いろいろな問題が渦巻く中、西部さんの長男(仮に徹くんとする)は家に嫌気がさしていたようだ。中学の頃から友人や親せきの家で時間を過ごす事が多く、家にいる事を極力避けていた。西部さんの義母や夫は、中学生になったら少しは店の助けをして欲しかったようなのだが、徹くんは休みもろくろく無く、客がくれば深夜や早朝でも対応しなくてはならない家業を嫌っていた。西部さんの義祖父、つまり義理の父(故人)の父が始めた仕事で義祖父⇒義父⇒西部さんの夫と継いで来たのだ。その流れで行けば、徹くんが次代になるのだが、本人はそんな気はさらさら無く、寧ろ家族から、家業から逃げ出したくてたまらなかったそうなのだ。
徹くんは高校を卒業後、自分で就職を決めた。そして勤め先がどこかも、どこに住むかも一切告げず「俺、もう西部の家とは縁を切るから」と言って出て行ったそうなのだ。
必要な持ち物はまとめて、他は全部捨ててくれていい、と告げたという。それっきり全く音信不通。どこにいるのか、何をしているのか皆目見当がつかない。
西部さんが言う「息子が行方不明」とはそう言う事だった。
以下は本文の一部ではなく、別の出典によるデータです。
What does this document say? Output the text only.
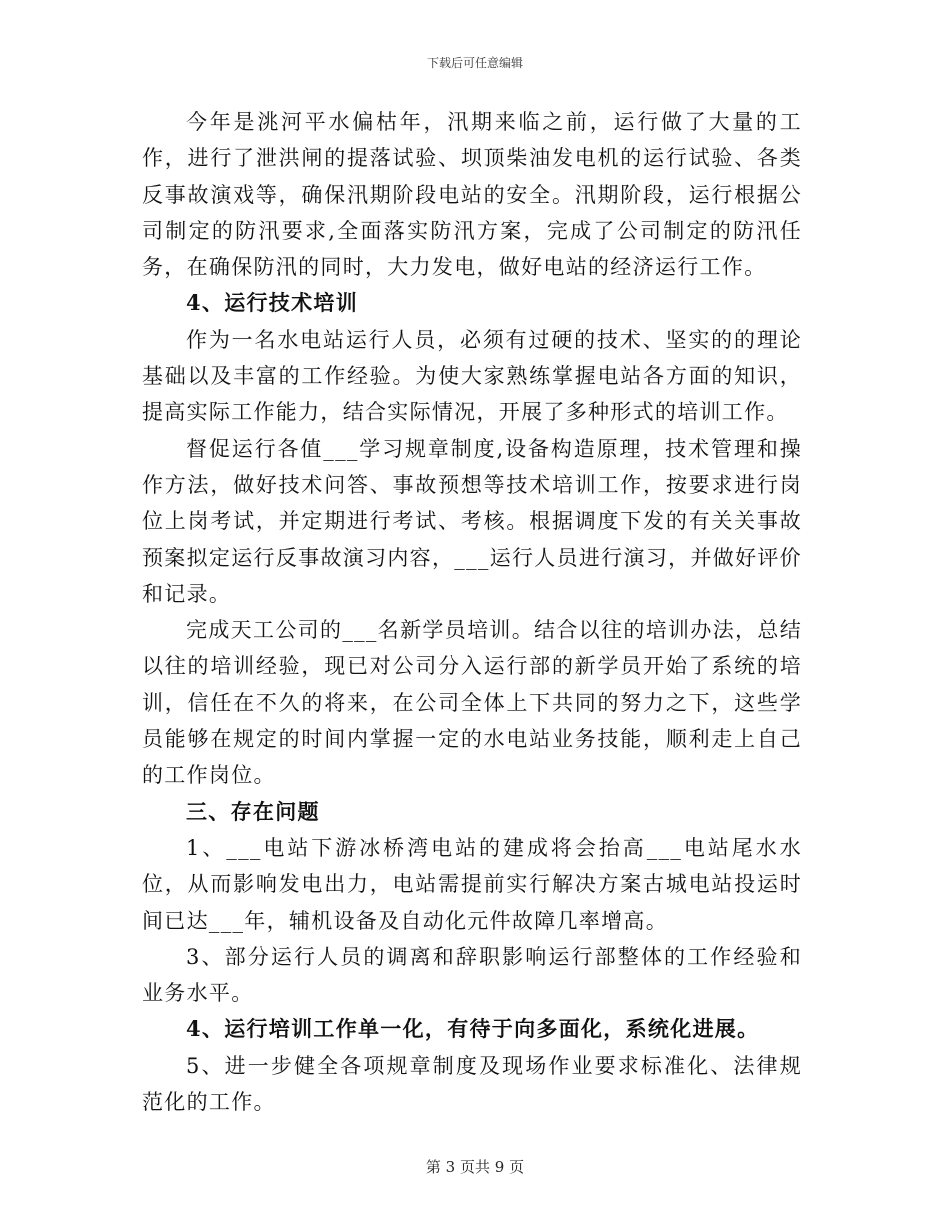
下载后可任意编辑

今年是洮河平水偏枯年，汛期来临之前，运行做了大量的工作，进行了泄洪闸的提落试验、坝顶柴油发电机的运行试验、各类反事故演戏等，确保汛期阶段电站的安全。汛期阶段，运行根据公司制定的防汛要求,全面落实防汛方案，完成了公司制定的防汛任务，在确保防汛的同时，大力发电，做好电站的经济运行工作。

4、运行技术培训

作为一名水电站运行人员，必须有过硬的技术、坚实的的理论基础以及丰富的工作经验。为使大家熟练掌握电站各方面的知识，提高实际工作能力，结合实际情况，开展了多种形式的培训工作。

督促运行各值___学习规章制度,设备构造原理，技术管理和操作方法，做好技术问答、事故预想等技术培训工作，按要求进行岗位上岗考试，并定期进行考试、考核。根据调度下发的有关关事故预案拟定运行反事故演习内容，___运行人员进行演习，并做好评价和记录。

完成天工公司的___名新学员培训。结合以往的培训办法，总结以往的培训经验，现已对公司分入运行部的新学员开始了系统的培训，信任在不久的将来，在公司全体上下共同的努力之下，这些学员能够在规定的时间内掌握一定的水电站业务技能，顺利走上自己的工作岗位。

三、存在问题

1、___电站下游冰桥湾电站的建成将会抬高___电站尾水水位，从而影响发电出力，电站需提前实行解决方案古城电站投运时间已达___年，辅机设备及自动化元件故障几率增高。

3、部分运行人员的调离和辞职影响运行部整体的工作经验和业务水平。

4、运行培训工作单一化，有待于向多面化，系统化进展。

5、进一步健全各项规章制度及现场作业要求标准化、法律规范化的工作。

第 3 页共 9 页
徹くんも、例えば学校時代の友人とは連絡を取っているかもしれないから、そちらを辿ればどうしているか分かるかもしれない。しかし仮に消息がつかめた所で、徹くんはもう西部家を捨てる決意をし、帰ってくるはずもない。
「だから徹が結婚しようが病気しようが、私達には分からないのよ。孫が出来たとしても会うこともない」
嫁姑の確執、家業の繁忙さ、西部さんの病気… それは相互にからみあい、作用しあって西部家の日常は不穏なものとなっていた。
徹くんも自分を守るために家を出たのだろうけれど、血を分けた子が自分の意思で一生親に会わない、と宣言して縁を切る… なんとも言えない気がした。
(文中は全て仮名・仮称です)
患者図鑑130 西部さん家の家庭事情1
退院後について書いて来たがちょっと中断。
昨日、B病院(精神科単科病院)に受診に行ったら偶然入院時の仲間、西部さんに会った。体調を含め近況報告をしあったが、西部さんが深刻な顔をして「息子が行方不明になっちゃった」と言う。暗い表情ではあったが、どこか諦観も感じられた。
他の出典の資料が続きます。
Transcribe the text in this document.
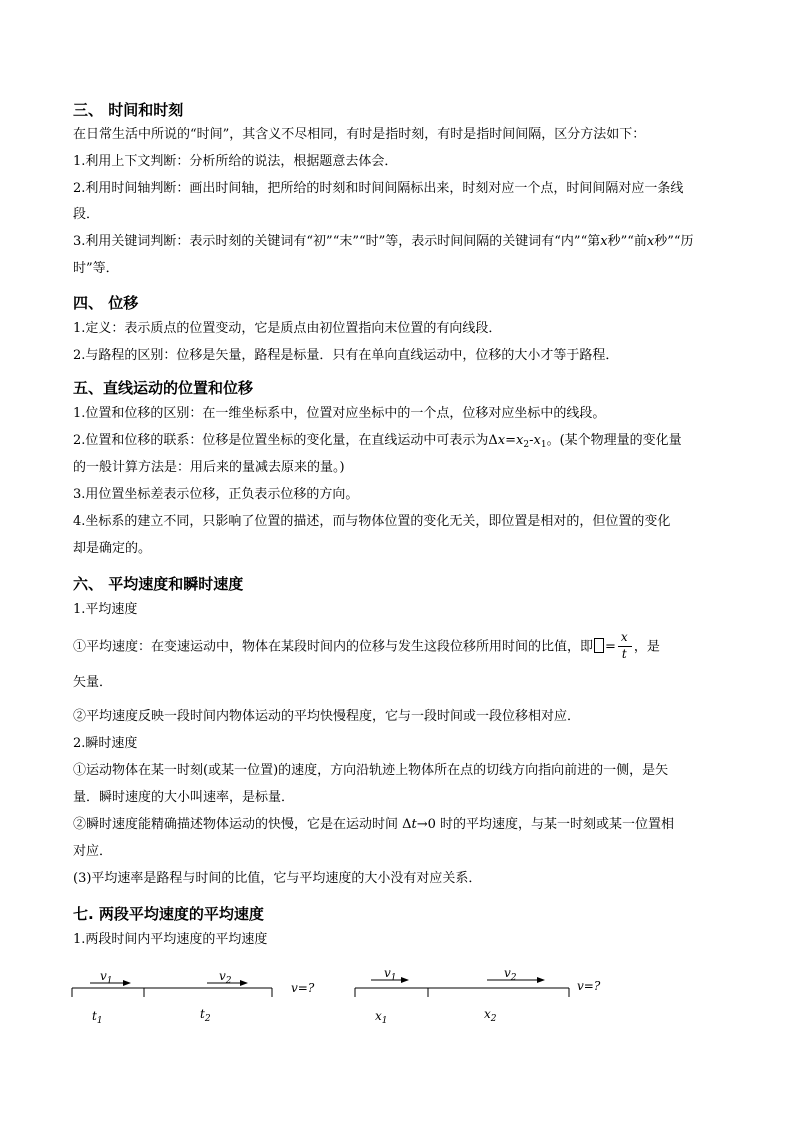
三、 时间和时刻
在日常生活中所说的“时间”，其含义不尽相同，有时是指时刻，有时是指时间间隔，区分方法如下：
1.利用上下文判断：分析所给的说法，根据题意去体会．
2.利用时间轴判断：画出时间轴，把所给的时刻和时间间隔标出来，时刻对应一个点，时间间隔对应一条线
段．
3.利用关键词判断：表示时刻的关键词有“初”“末”“时”等，表示时间间隔的关键词有“内”“第x秒”“前x秒”“历
时”等．
四、 位移
1.定义：表示质点的位置变动，它是质点由初位置指向末位置的有向线段．
2.与路程的区别：位移是矢量，路程是标量．只有在单向直线运动中，位移的大小才等于路程．
五、直线运动的位置和位移
1.位置和位移的区别：在一维坐标系中，位置对应坐标中的一个点，位移对应坐标中的线段。
2.位置和位移的联系：位移是位置坐标的变化量，在直线运动中可表示为$\Delta x=x_2-x_1$。(某个物理量的变化量
的一般计算方法是：用后来的量减去原来的量。)
3.用位置坐标差表示位移，正负表示位移的方向。
4.坐标系的建立不同，只影响了位置的描述，而与物体位置的变化无关，即位置是相对的，但位置的变化
却是确定的。
六、 平均速度和瞬时速度
1.平均速度
①平均速度：在变速运动中，物体在某段时间内的位移与发生这段位移所用时间的比值，即 = $\frac{x}{t}$ ，是
矢量．
②平均速度反映一段时间内物体运动的平均快慢程度，它与一段时间或一段位移相对应．
2.瞬时速度
①运动物体在某一时刻(或某一位置)的速度，方向沿轨迹上物体所在点的切线方向指向前进的一侧，是矢
量．瞬时速度的大小叫速率，是标量．
②瞬时速度能精确描述物体运动的快慢，它是在运动时间 Δt→0 时的平均速度，与某一时刻或某一位置相
对应．
(3)平均速率是路程与时间的比值，它与平均速度的大小没有对应关系．
七. 两段平均速度的平均速度
1.两段时间内平均速度的平均速度
$v_1$	$v_2$	v=?
$t_1$	$t_2$
$v_1$	$v_2$
v=?
$x_1$	$x_2$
息子さんを含む、西部さんの家の状況は入院中に聞いていた。彼女の家は義母、夫、息子の4人家族。自営で店をやっている。義母はなかなか厳しい人で、夫はあまり妻を庇う事はなかったようだ。西部さんは結婚前から落ち込みを感じたりすることはあったかれど、医師に診て貰うほどではなかったという。
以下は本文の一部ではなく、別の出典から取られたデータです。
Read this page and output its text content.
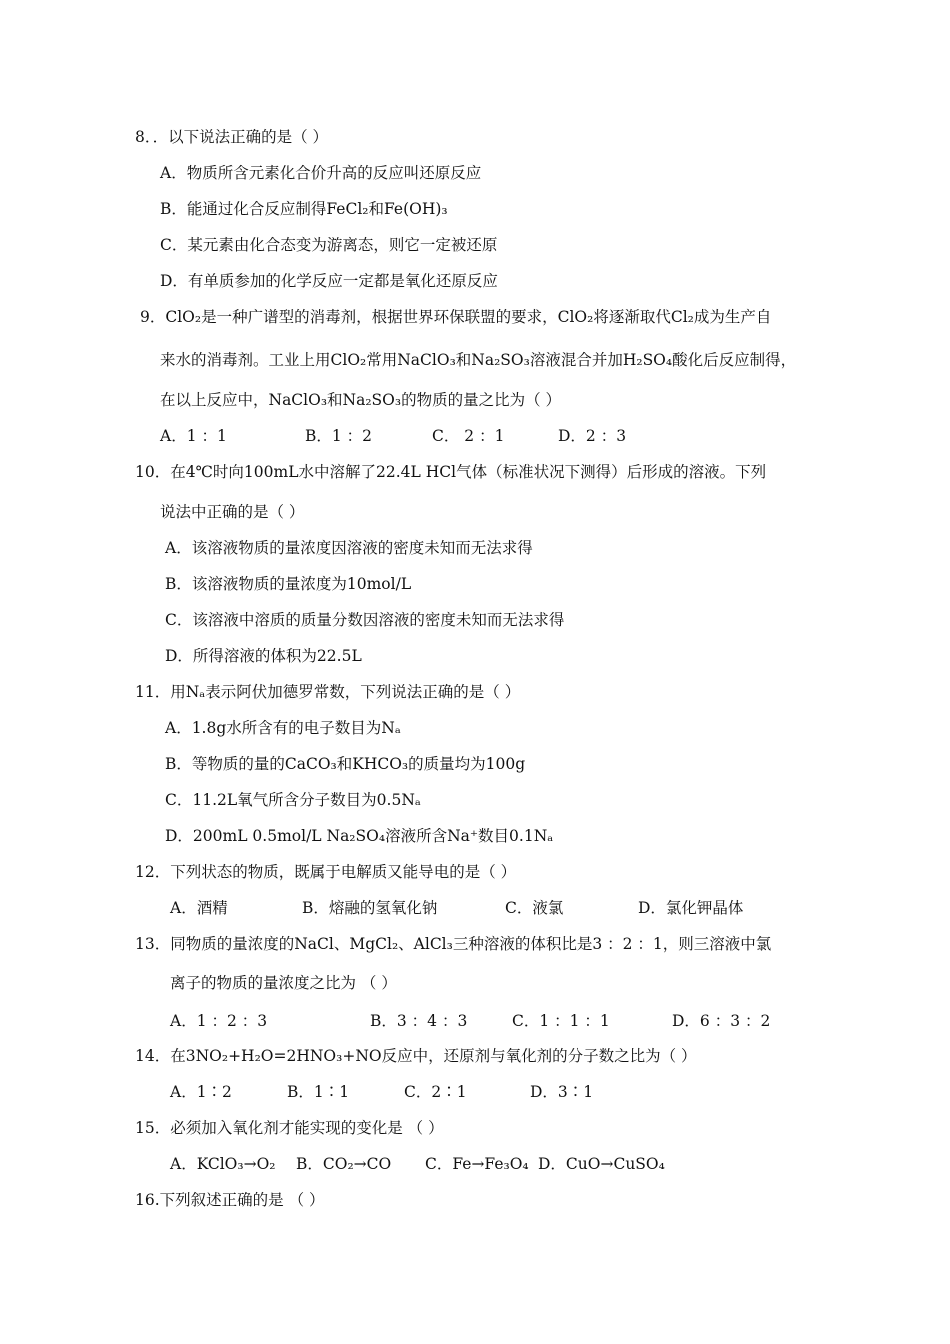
8．．以下说法正确的是（ ）
A．物质所含元素化合价升高的反应叫还原反应
B．能通过化合反应制得FeCl₂和Fe(OH)₃
C．某元素由化合态变为游离态，则它一定被还原
D．有单质参加的化学反应一定都是氧化还原反应
9．ClO₂是一种广谱型的消毒剂，根据世界环保联盟的要求，ClO₂将逐渐取代Cl₂成为生产自
来水的消毒剂。工业上用ClO₂常用NaClO₃和Na₂SO₃溶液混合并加H₂SO₄酸化后反应制得，
在以上反应中，NaClO₃和Na₂SO₃的物质的量之比为（ ）
A．1 ：1	B．1 ：2	C． 2 ：1	D．2 ：3
10．在4℃时向100mL水中溶解了22.4L HCl气体（标准状况下测得）后形成的溶液。下列
说法中正确的是（ ）
A．该溶液物质的量浓度因溶液的密度未知而无法求得
B．该溶液物质的量浓度为10mol/L
C．该溶液中溶质的质量分数因溶液的密度未知而无法求得
D．所得溶液的体积为22.5L
11．用Nₐ表示阿伏加德罗常数，下列说法正确的是（ ）
A．1.8g水所含有的电子数目为Nₐ
B．等物质的量的CaCO₃和KHCO₃的质量均为100g
C．11.2L氧气所含分子数目为0.5Nₐ
D．200mL 0.5mol/L Na₂SO₄溶液所含Na⁺数目0.1Nₐ
12．下列状态的物质，既属于电解质又能导电的是（ ）
A．酒精	B．熔融的氢氧化钠	C．液氯	D．氯化钾晶体
13．同物质的量浓度的NaCl、MgCl₂、AlCl₃三种溶液的体积比是3 ：2 ：1，则三溶液中氯
离子的物质的量浓度之比为 （ ）
A．1 ：2 ：3	B．3 ：4 ：3	C．1 ：1 ：1	D．6 ：3 ：2
14．在3NO₂+H₂O=2HNO₃+NO反应中，还原剂与氧化剂的分子数之比为（ ）
A．1∶2	B．1∶1	C．2∶1	D．3∶1
15．必须加入氧化剂才能实现的变化是 （ ）
A．KClO₃→O₂ B．CO₂→CO C．Fe→Fe₃O₄ D．CuO→CuSO₄
16.下列叙述正确的是 （ ）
結婚後、義母との軋轢、慣れない自営業(家族のみでやっていて、ほとんど休みがないという)等に苦闘するうち、自ら受診を希望するほど心を病んでしまったという。入退院を繰り返していると言っていたから、あまり病状ははかばかしくないのだろう。
息子を授かったが、子育て中も寝込んだり入院したりして、義母が育児を肩代わりしたという。しかし、「子育ても出来ないの!」と面罵され、店が忙しい時にはたたき起こされ接客をするように指示されたそうだ。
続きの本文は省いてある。